Grieving the loss of my daughter not in death
by Reta Shaver
I'm grieving and have been grieving over my daughter for years now. She got on drugs years ago and has made one wrong choice after another. She has a child now that is 8 yrs old and she is dragged into all this mess right a long with her. My husband and I have enabled her for years and now we are trying to stop and it is so hard! She doesn't have and can't keep a job and now she got kicked out of her apt. and has no place to live. We have been letting her and my grand daughter stay with us, but it was on the condition that she get a job. I have already asked her to leave twice now because she just doesn't seem to be trying. I have done all the wrong things by screaming and yelling and getting upset. I know I'm wrong and I just feel terrible, but I'm just at the end of my rope!

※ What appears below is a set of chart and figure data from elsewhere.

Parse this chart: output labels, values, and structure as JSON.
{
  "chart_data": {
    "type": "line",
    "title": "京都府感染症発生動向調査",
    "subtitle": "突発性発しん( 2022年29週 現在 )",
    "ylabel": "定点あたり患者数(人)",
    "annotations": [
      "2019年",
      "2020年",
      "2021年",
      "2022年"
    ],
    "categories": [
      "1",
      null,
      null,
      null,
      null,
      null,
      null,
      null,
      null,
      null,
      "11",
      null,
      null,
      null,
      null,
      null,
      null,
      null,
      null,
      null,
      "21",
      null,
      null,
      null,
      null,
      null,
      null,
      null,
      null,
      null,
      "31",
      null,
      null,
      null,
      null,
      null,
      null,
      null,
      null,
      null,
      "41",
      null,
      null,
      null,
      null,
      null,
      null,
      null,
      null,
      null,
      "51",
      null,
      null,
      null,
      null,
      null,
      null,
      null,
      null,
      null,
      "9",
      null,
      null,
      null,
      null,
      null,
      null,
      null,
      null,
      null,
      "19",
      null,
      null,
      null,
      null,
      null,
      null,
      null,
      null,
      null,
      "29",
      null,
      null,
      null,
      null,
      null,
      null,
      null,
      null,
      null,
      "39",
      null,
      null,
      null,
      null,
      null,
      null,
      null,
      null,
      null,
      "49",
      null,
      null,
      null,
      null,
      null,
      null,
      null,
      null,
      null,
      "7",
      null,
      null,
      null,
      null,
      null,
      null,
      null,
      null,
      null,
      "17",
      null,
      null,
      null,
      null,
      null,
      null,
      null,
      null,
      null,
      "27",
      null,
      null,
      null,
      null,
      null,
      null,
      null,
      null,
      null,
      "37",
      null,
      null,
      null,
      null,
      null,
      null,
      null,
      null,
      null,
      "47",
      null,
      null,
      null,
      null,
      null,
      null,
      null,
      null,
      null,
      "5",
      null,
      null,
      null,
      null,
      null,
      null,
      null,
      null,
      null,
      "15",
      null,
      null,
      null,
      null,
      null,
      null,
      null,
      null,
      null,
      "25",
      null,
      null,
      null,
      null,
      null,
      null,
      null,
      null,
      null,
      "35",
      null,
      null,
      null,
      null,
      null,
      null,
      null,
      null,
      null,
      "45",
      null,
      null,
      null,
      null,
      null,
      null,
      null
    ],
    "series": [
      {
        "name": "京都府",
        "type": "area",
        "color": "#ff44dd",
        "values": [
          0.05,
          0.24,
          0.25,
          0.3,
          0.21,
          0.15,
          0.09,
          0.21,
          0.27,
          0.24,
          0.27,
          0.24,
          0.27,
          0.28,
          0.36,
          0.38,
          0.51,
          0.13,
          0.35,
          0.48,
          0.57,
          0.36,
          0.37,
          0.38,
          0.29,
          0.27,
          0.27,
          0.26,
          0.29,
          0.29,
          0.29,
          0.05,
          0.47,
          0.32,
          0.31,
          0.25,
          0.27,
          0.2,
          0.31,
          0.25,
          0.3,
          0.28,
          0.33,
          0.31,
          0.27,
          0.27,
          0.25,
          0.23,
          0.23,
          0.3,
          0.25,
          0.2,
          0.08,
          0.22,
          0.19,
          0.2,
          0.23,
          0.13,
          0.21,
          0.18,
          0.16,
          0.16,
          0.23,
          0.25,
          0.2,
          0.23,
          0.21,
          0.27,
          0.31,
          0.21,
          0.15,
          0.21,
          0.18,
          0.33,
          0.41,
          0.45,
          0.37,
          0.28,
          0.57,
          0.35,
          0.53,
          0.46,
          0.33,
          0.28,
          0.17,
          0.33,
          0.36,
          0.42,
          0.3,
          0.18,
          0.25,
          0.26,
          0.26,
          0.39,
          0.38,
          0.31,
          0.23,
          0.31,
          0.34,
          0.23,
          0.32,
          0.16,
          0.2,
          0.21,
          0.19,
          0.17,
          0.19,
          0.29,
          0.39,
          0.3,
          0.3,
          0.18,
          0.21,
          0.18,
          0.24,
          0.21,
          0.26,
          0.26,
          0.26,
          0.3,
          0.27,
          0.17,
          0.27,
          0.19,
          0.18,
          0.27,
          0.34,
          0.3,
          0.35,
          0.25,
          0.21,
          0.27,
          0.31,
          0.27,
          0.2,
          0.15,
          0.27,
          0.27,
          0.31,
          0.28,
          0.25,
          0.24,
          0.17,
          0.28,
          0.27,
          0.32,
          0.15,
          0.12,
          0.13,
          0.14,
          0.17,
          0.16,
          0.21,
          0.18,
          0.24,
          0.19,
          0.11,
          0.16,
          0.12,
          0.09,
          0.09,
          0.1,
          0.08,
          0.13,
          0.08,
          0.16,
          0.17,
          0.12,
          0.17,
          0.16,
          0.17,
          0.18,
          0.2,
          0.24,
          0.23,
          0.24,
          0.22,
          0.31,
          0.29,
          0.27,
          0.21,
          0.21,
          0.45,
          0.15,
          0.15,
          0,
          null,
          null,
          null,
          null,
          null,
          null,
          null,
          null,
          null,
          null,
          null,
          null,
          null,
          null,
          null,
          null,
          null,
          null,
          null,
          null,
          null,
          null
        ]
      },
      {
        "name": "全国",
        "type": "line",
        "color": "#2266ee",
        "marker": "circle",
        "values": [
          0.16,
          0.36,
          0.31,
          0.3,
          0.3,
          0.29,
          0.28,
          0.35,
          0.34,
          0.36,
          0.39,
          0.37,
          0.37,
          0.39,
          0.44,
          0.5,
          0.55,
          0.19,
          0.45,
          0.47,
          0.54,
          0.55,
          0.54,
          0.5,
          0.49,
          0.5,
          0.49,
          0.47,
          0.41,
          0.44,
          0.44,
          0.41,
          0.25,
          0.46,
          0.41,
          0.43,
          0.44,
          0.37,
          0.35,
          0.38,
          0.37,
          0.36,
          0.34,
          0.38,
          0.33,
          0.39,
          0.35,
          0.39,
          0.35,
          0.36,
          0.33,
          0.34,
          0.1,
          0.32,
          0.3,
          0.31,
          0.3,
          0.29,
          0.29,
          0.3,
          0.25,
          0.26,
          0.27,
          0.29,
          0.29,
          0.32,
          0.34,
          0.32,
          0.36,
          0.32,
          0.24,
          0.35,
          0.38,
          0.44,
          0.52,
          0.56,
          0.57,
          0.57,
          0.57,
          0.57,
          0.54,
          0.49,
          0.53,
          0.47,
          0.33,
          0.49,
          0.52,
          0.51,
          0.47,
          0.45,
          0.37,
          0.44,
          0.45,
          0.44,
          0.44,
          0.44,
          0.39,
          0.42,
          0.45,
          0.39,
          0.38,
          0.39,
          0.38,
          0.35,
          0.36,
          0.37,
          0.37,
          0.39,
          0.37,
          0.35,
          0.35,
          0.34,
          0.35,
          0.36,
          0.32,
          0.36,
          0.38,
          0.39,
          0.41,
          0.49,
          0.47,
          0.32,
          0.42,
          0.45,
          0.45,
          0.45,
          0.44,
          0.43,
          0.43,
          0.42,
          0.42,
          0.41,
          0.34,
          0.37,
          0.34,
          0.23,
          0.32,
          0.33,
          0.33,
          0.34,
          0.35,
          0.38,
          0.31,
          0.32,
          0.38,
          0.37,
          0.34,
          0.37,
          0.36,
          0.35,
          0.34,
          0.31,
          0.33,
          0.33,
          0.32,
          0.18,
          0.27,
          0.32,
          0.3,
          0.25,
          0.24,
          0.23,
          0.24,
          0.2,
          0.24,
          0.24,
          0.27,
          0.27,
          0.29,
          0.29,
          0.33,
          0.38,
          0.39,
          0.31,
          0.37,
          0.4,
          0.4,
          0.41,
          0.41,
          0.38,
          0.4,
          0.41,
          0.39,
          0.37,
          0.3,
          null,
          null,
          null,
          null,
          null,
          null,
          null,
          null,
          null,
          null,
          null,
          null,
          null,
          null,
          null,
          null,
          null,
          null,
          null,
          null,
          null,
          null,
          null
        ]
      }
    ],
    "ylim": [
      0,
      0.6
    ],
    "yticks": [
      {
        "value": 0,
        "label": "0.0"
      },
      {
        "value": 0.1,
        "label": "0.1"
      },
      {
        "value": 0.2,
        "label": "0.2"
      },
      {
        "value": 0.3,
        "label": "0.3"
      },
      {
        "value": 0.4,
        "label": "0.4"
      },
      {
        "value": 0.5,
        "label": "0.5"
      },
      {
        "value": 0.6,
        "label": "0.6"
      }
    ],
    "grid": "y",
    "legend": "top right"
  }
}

I have told her now that Hannah, my granddaughter could stay with us, but that she would have to leave. I have offered to help her get on to disability because she is bi polar, but that hasn't gone anywhere either. My husband is very supportive and I don't know what I would do without him. We also have a young son still at home, he is 13. We adopted him at birth. My daughter is 36 and my only biological child. My husband has 2 biological children from a previous marriage and they are 32 and 35. They are doing fine. It is my daughter that we have constantly helped and put all our attention on. I just want to quit making the same mistakes I have continued to make. I put all my hopes and dreams in her and gave her every opportunity that I could when she was growing up and she has just turned out terrible. I am so disappointed in her and I know that I am a terrible mother. I'm so scared I'm going to make the same mistakes with my son.